Say you owned multiple stocks in the tech industry, and you bought a lot of them in 2021. One year later, tech stocks fell by more than 30%. Of course, the stock market fell too – with higher interest rates, inflation, and the unstable economic climate being the contributing factors – but tech stocks ended up falling a whole 10% more than the overall market drop of 20%.

 If you had a portfolio of around 20 different tech market stocks, then they all would have behaved in the same way. If you had a portfolio of stocks that were rooted in alternate sectors, however, each would have behaved differently, and that would have protected you from completely losing out. 

To own a diversified portfolio isn’t to own a heavy portfolio. To be properly diversified, you need to hold assets that aren’t intrinsically correlated, meaning they will behave in different ways according to the specific market environments that they find themselves in. 

Number Five: Intuition is Just as Powerful as Strategy

This last one is a real kicker. Over the last few decades, some unseasoned investors have found a lot of success in the market. Many have even made out like bandits. But the problem with continued success is that it makes it easy to believe that ‘intuition for the market’ is one of your greatest assets. If you make it through difficult times – of which there have been many over the last 50 years – then it’s easy to think there’s a certain amount of luck contributing to your decisions. You might even advise other investors of the same thought. 

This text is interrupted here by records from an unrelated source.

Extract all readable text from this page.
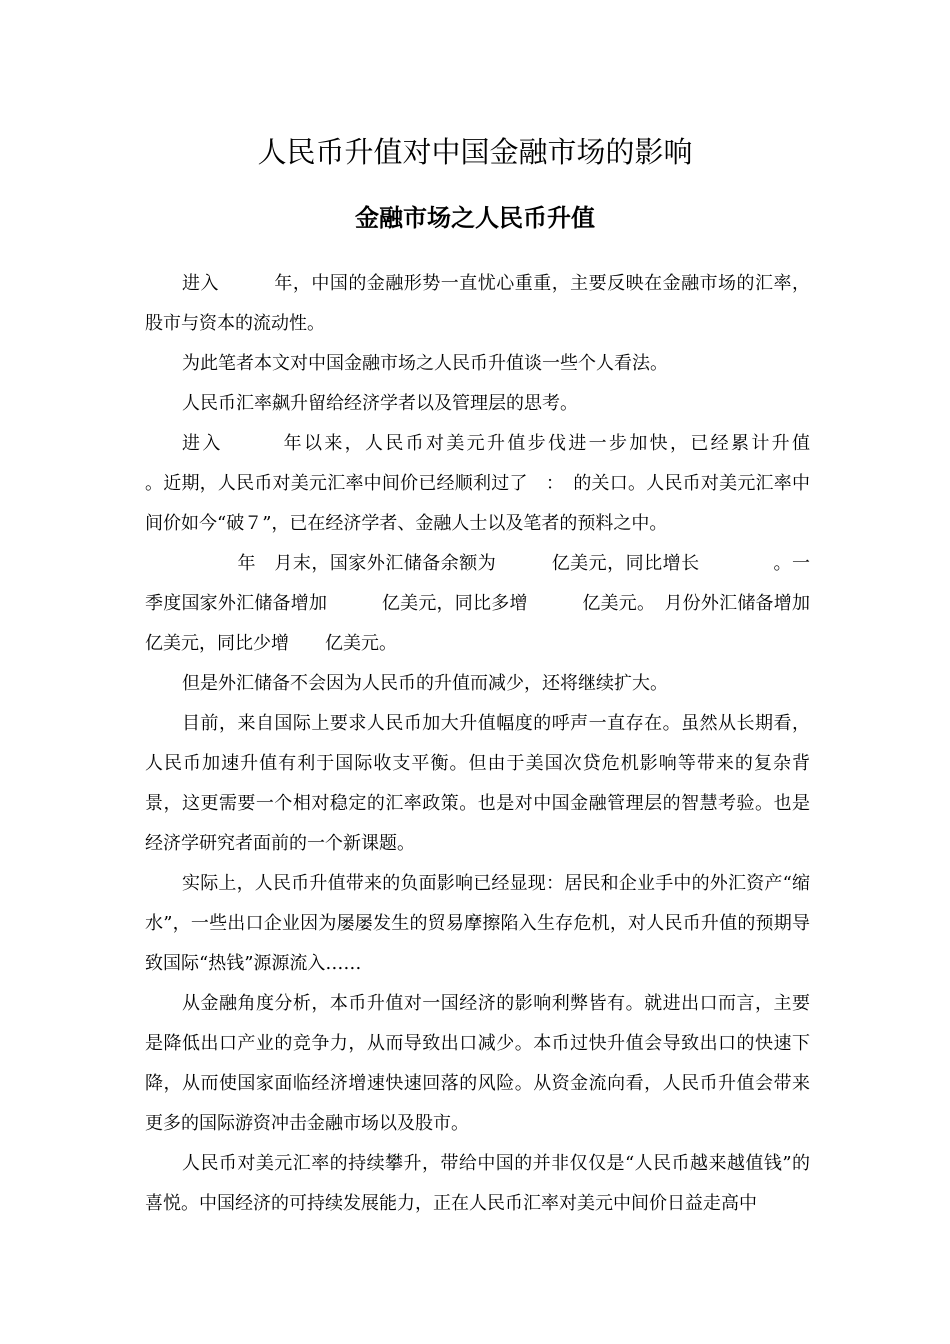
人民币升值对中国金融市场的影响
金融市场之人民币升值

进入　　　年，中国的金融形势一直忧心重重，主要反映在金融市场的汇率，股市与资本的流动性。

为此笔者本文对中国金融市场之人民币升值谈一些个人看法。

人民币汇率飙升留给经济学者以及管理层的思考。

进入　　　年以来，人民币对美元升值步伐进一步加快，已经累计升值　　　。近期，人民币对美元汇率中间价已经顺利过了　：　的关口。人民币对美元汇率中间价如今“破７”，已在经济学者、金融人士以及笔者的预料之中。

　　　年　月末，国家外汇储备余额为　　　亿美元，同比增长　　　　。一季度国家外汇储备增加　　　亿美元，同比多增　　　亿美元。　月份外汇储备增加　　亿美元，同比少增　　亿美元。

但是外汇储备不会因为人民币的升值而减少，还将继续扩大。

目前，来自国际上要求人民币加大升值幅度的呼声一直存在。虽然从长期看，人民币加速升值有利于国际收支平衡。但由于美国次贷危机影响等带来的复杂背景，这更需要一个相对稳定的汇率政策。也是对中国金融管理层的智慧考验。也是经济学研究者面前的一个新课题。

实际上，人民币升值带来的负面影响已经显现：居民和企业手中的外汇资产“缩水”，一些出口企业因为屡屡发生的贸易摩擦陷入生存危机，对人民币升值的预期导致国际“热钱”源源流入……

从金融角度分析，本币升值对一国经济的影响利弊皆有。就进出口而言，主要是降低出口产业的竞争力，从而导致出口减少。本币过快升值会导致出口的快速下降，从而使国家面临经济增速快速回落的风险。从资金流向看，人民币升值会带来更多的国际游资冲击金融市场以及股市。

人民币对美元汇率的持续攀升，带给中国的并非仅仅是“人民币越来越值钱”的喜悦。中国经济的可持续发展能力，正在人民币汇率对美元中间价日益走高中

While all of this is perfectly acceptable – instinct is, of course, a good trait to have when investing – it has worked to skew the perspective of many new investors, making them believe that passion investing and instinct are just as powerful as strategy. This is 100% false. 

Let’s look at the definition of intuition for a moment: ‘the ability to understand something without the need for conscious reasoning’. Now let’s look at the definition of strategy: ‘a plan of action to achieve a long-term or overall goal’. Which one of these would you rather rely on when entering a complex and volatile stock market? 

Of course it’s going to be strategy, because intuition is not a tangible or reliable thing. In fact, it can even be damaging. If markets drop, then everyone’s intuition would tell them to hightail it the other way. If markets rally, then everyone’s intuition would tell them to buy more. But this kind of behaviour is the exact opposite of how people should invest, as it follows a principle of ‘selling low and buying high’.

In many ways, it can be argued that the concept of intuition is a myth in itself! But strategising isn’t a myth. If you have a clear investment strategy that is built around a solid portfolio, reflecting your risk tolerance and your management skills, then you have a far better chance of navigating the market successfully. Once again, this is why financial advisors are so useful, as we work to put strategy first and put all our energy into reliable, researched management. And we also help to debunk these kinds of myths while we’re at it!

Risk Warning: The value of your investment can go down as well as up and you may not get back the full amount you invested. Past performance is not a reliable indicator of future performance.